Der führte dazu, dass sie sogleich schlief ein
und träumte, sie würde eine Königin
in ihrer Hochzeitsnacht sein.
An jedem Tag spielte sie im Blumengarten,
konnte den Morgen kaum erwarten.
Alle Blumen hat sie bald mit ihrem Namen benannt,
aber irgendwie spürte sie, dass etwas fehlt.
Doch was es war, das blieb ihr lange unbekannt!
Der Alten Sonnenhut hat es ihr verraten.
Was fehlte, stand einmal im Blumengarten!
Alle Rosen waren verschwunden!
Nur eine hat sie auf dem Hute aufgemalt gefunden.

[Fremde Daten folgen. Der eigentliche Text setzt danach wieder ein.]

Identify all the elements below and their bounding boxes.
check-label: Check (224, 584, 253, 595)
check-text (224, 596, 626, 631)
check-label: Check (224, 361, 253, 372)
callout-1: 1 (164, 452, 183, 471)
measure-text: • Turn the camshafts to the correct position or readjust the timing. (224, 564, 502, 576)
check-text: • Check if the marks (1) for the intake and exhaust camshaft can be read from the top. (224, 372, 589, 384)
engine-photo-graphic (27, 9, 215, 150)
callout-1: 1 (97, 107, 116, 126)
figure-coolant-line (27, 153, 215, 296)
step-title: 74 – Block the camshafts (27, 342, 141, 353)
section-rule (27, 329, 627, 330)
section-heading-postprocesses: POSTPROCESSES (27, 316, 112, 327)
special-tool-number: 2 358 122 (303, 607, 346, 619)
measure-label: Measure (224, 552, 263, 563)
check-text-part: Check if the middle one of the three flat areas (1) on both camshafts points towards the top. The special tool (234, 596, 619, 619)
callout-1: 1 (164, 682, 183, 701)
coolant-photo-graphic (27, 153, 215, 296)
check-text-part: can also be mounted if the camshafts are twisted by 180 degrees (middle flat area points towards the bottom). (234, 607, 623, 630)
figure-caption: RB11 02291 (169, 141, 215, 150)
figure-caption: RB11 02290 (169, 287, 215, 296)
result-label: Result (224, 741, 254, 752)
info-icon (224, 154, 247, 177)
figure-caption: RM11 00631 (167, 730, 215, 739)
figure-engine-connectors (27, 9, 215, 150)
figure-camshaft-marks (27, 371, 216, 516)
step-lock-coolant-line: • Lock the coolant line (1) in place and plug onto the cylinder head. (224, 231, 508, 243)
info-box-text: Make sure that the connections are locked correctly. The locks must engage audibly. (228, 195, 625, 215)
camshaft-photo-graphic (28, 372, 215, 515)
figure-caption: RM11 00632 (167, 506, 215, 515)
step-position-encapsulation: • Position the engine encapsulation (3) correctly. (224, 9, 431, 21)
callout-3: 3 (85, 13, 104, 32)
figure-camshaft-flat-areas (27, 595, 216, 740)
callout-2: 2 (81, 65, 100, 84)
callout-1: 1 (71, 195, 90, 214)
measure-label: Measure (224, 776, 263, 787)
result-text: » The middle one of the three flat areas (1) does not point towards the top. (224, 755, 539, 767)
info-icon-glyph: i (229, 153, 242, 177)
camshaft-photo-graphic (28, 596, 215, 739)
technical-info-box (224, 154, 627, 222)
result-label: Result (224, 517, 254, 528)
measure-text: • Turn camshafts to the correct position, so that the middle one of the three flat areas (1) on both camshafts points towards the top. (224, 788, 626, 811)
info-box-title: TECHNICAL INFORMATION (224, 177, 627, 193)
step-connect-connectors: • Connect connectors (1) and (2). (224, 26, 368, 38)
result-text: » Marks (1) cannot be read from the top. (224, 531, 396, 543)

Ob das wohl eine List der Alten ist,
damit den Kai sie schnell vergisst?
Die Rose auf dem Sonnenhut
vergaß die Alte wegzuzaubern.
Und nun vermute ich,
dass sie das sicher wird,
in naher Zeit wohl bedauern!
Und so ist es auch geschehen.
Als Gerda sich den Hut beschaut,
hat sie die Rose darauf sofort gesehen.
Und dass keine mehr im Garten war,
musste sie als Heimtücke verstehen.
Da fing sie bitterlich an zu weinen
und ihre heißen Tränen
tropften auf die Gartenerde,
das war nicht zu vermeiden!
Sie benetzte die Stelle,
wo einst die Rosen standen
und in blitzesschnelle sie sich wieder
an diesem schönen Platz befanden.
Nicht alle ihre Wurzeln
waren durch der Alten Zauber vergangen
und durch der Tränen Strom,
haben sie wieder zu wachsen angefangen!
Kaum blühten die Rosen,
dachte das Mädchen wieder an daheim
und da fiel ihr auch ihr Freund,
der kleine Kai, gleich wieder ein!
Sie rief: »Oh, wie bin ich in meiner Suche nach Kai
durch die Alte aufgehalten worden!
Ja, das macht mir große Sorgen.
Ich weiß nicht, wie es ihm ergeht
und wie es um sein Leben steht!
Ihr lieben Rosen, wisst ihr nicht, wo er ist,
ob er an mich denkt oder mich vermisst?
Ist er tot oder am Leben?
Für dieses Wissen würde ich vieles geben!«
Die Rosen antworteten:
»Sei nicht traurig, liebes Kind,
du weißt, dass wir aus der Erde gewachsen sind.
Aus der Erde, in der sich alle Toten befinden.
Kai ist nicht dort! Wir suchten nach ihm,
doch wir konnten ihn nicht finden!«
»Könnt ihr mir raten, wo ich ihn suchen soll?«
Doch alle Blumen träumten jede ihr eigenes Märchen
und was sie träumten, fühlte sich an ganz wundervoll!
Keine Blume wusste, was mit Kai geschehen!
Nein, keine einzige hatte den Knaben gesehen!